接下来的日子,幸福得几乎像是在梦里。尽管萧克彦不怎么会主动表达爱情,但是庄青凡却越来越笃定这个男人该是喜欢她的。
不过人不能太幸福,毕竟,上帝是公平的,不是吗?
此刻,庄大美女整个人正窝在沙发中,看着欢快地吃着狗粮的杜宾犬,再一次地羡慕狗儿的好命。
咕噜!
她的肚子又一次地哀嚎了起来。好饿啊!家中已经弹尽粮绝了,老爸老妈又去外地旅游,外面的天气又该死的恶劣,恶劣得她压根不想出门,以至于她现在饿得前胸贴后背。
好想……好想吃……东西!
她的目光炯炯有神地望着正在吃粮食的狗儿,惹得狗儿一个哆嗦。
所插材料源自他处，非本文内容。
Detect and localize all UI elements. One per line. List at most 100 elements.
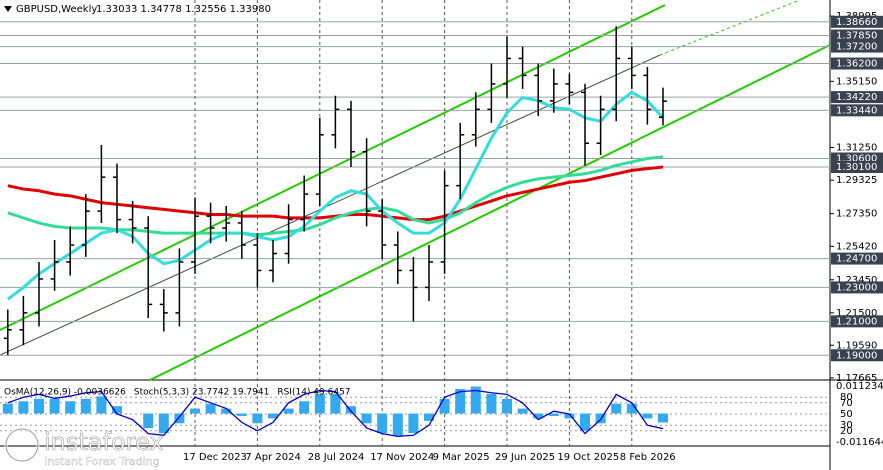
level-label: 1.37200 <box>836 42 877 53</box>
osma-min-label: -0.011644 <box>836 437 883 448</box>
osma-bar <box>626 403 637 414</box>
stoch-line <box>7 389 664 438</box>
osma-bar <box>439 398 450 414</box>
osma-bar <box>34 398 44 414</box>
osma-bar <box>299 401 310 414</box>
osma-bar <box>533 413 544 419</box>
ohlc-readout: 1.33033 1.34778 1.32556 1.33980 <box>96 4 271 15</box>
x-tick-label: 7 Apr 2024 <box>245 452 300 463</box>
level-label: 1.34220 <box>836 92 877 103</box>
level-label: 1.37850 <box>836 31 877 42</box>
osma-bar <box>190 408 200 414</box>
osma-bar <box>49 398 60 414</box>
level-label: 1.30600 <box>836 154 877 165</box>
osma-bar <box>112 406 122 414</box>
y-tick-label: 1.29325 <box>836 175 877 186</box>
x-tick-label: 8 Feb 2026 <box>620 452 676 463</box>
stoch-tick-label: 20 <box>840 426 853 437</box>
y-tick-label: 1.19590 <box>836 340 877 351</box>
indicator-label: Stoch(5,3,3) 23.7742 19.7941 <box>134 388 269 398</box>
indicator-label: OsMA(12,26,9) -0.0036626 <box>4 388 126 398</box>
level-label: 1.19000 <box>836 350 877 361</box>
logo-icon-outline <box>5 428 39 462</box>
osma-bar <box>377 413 388 434</box>
osma-bar <box>564 413 575 419</box>
x-tick-label: 28 Jul 2024 <box>308 452 365 463</box>
y-tick-label: 1.25420 <box>836 241 877 252</box>
x-tick-label: 17 Dec 2023 <box>183 452 247 463</box>
osma-bar <box>158 413 169 434</box>
logo-tagline: Instant Forex Trading <box>44 455 160 468</box>
osma-bar <box>205 403 216 414</box>
channel-middle-ext <box>659 0 801 56</box>
osma-bar <box>392 413 403 436</box>
osma-bar <box>408 413 419 434</box>
y-tick-label: 1.35150 <box>836 76 877 87</box>
osma-bar <box>252 413 263 424</box>
level-label: 1.23000 <box>836 282 877 293</box>
level-label: 1.38660 <box>836 17 877 28</box>
logo: instaforex Instant Forex Trading <box>4 427 164 468</box>
level-label: 1.30100 <box>836 162 877 173</box>
level-label-box <box>831 315 883 328</box>
osma-bar <box>424 413 434 421</box>
osma-bar <box>455 389 466 414</box>
osma-bar <box>470 386 481 414</box>
osma-bar <box>361 413 372 424</box>
osma-bar <box>642 413 653 419</box>
level-label: 1.24700 <box>836 254 877 265</box>
level-label: 1.36200 <box>836 59 877 70</box>
osma-bar <box>18 401 29 414</box>
logo-name: instaforex <box>44 428 164 456</box>
osma-bar <box>580 413 590 431</box>
osma-bar <box>314 393 325 414</box>
level-label-box <box>831 91 883 104</box>
level-label-box <box>831 57 883 70</box>
stoch-tick-label: 50 <box>840 409 853 420</box>
osma-bar <box>65 401 76 414</box>
x-tick-label: 29 Jun 2025 <box>495 452 555 463</box>
osma-bar <box>346 406 356 414</box>
osma-bar <box>96 396 107 414</box>
level-label-box <box>831 160 883 173</box>
level-label-box <box>831 281 883 294</box>
menu-arrow <box>4 6 12 12</box>
channel-upper <box>0 4 666 331</box>
level-label: 1.33440 <box>836 105 877 116</box>
osma-bar <box>80 398 91 414</box>
stoch-tick-label: 30 <box>840 420 853 431</box>
osma-bar <box>502 398 512 414</box>
osma-bar <box>548 413 559 416</box>
osma-bar <box>486 393 497 414</box>
osma-bar <box>236 413 247 416</box>
level-label-box <box>831 29 883 42</box>
level-label-box <box>831 349 883 362</box>
osma-bar <box>268 413 278 419</box>
level-label-box <box>831 15 883 28</box>
level-label-box <box>831 40 883 53</box>
y-tick-label: 1.31250 <box>836 142 877 153</box>
indicator-label: RSI(14) 49.6457 <box>277 388 350 398</box>
osma-bar <box>283 408 294 414</box>
osma-bar <box>174 413 185 424</box>
osma-bar <box>2 403 13 414</box>
x-tick-label: 19 Oct 2025 <box>557 452 619 463</box>
y-tick-label: 1.23450 <box>836 275 877 286</box>
level-label-box <box>831 252 883 265</box>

这种目光,通常只会在异常饥渴的人眼中看到……它的狗粮……呃,也许有危险。
战战两只狗爪扒住了小碗盆,埋头吃得更快。
“太过分了吧,我又没有要抢你的食物吃!”庄青凡严重抗议。
战战对此表示强烈怀疑。
铃……
电话铃声响起。庄青凡有气无力地接起了电话,“喂?”
“今天晚上气象预报说有台风,你注意把门窗都关实了。”低沉的男声从电话的另一头传来。
“萧克彦?”她怀疑地问道。虽然声音很像,但是……呃,请容许她怀疑一下吧。毕竟那萧酷男好像从来没那么主动关心过她。
“废话。”
她摸摸鼻子,至少,他还是有关心她的。
“晚上有台风?我都不知道耶!”
这女人……“你到底平时听不听天气预报?”
“不听。”她坦白从宽。
“总之,记得关好门窗,电线插座都拔掉。”他作势打算挂上话机,却被话机中传来的咕噜声打住,“刚才那是什么声音?”
“呃,好像……那个,是我的胃在哀嚎。”
“你到现在还没吃晚饭?”
“家里没人,又没找到吃的。”她无限委屈地说道,“战战都还有狗粮吃呢。”换言之,她的待遇还不如她家的狗。
“你白痴啊,不会去外面吃!”萧克彦隔着手机吼道。
“可是跑出去太麻烦了。”简单一个字,她懒!
“你想要活活饿死?”
“只是少吃一顿,饿不死。”这年头还没听说过谁一顿饭没吃就饿死的。
“庄青凡!”如果不是隔着两个地方,他简直想要把她给活活掐死,“你现在马上进厨房,看看有什么可以煮的、炸的、炖的、煎的……”
“请容我禀告一下,我对厨房里的事儿不熟。”
砰!
庄青凡听到了电话机重重甩上的声音,猛地打了一个哆嗦。
她几乎可以想象,她的亲亲男友鼻子喷火的样子。
把听筒重新挂回了电话机上,但是没到一分钟,话机又响起。
“喂?找谁?”她问。
“你现在给我老实地待在家里,哪里也不许去,否则你就死定了。”匆匆说完了这样一句莫名其妙的话,萧克彦再次挂断了电话,徒留庄青凡一个人对着话机发楞。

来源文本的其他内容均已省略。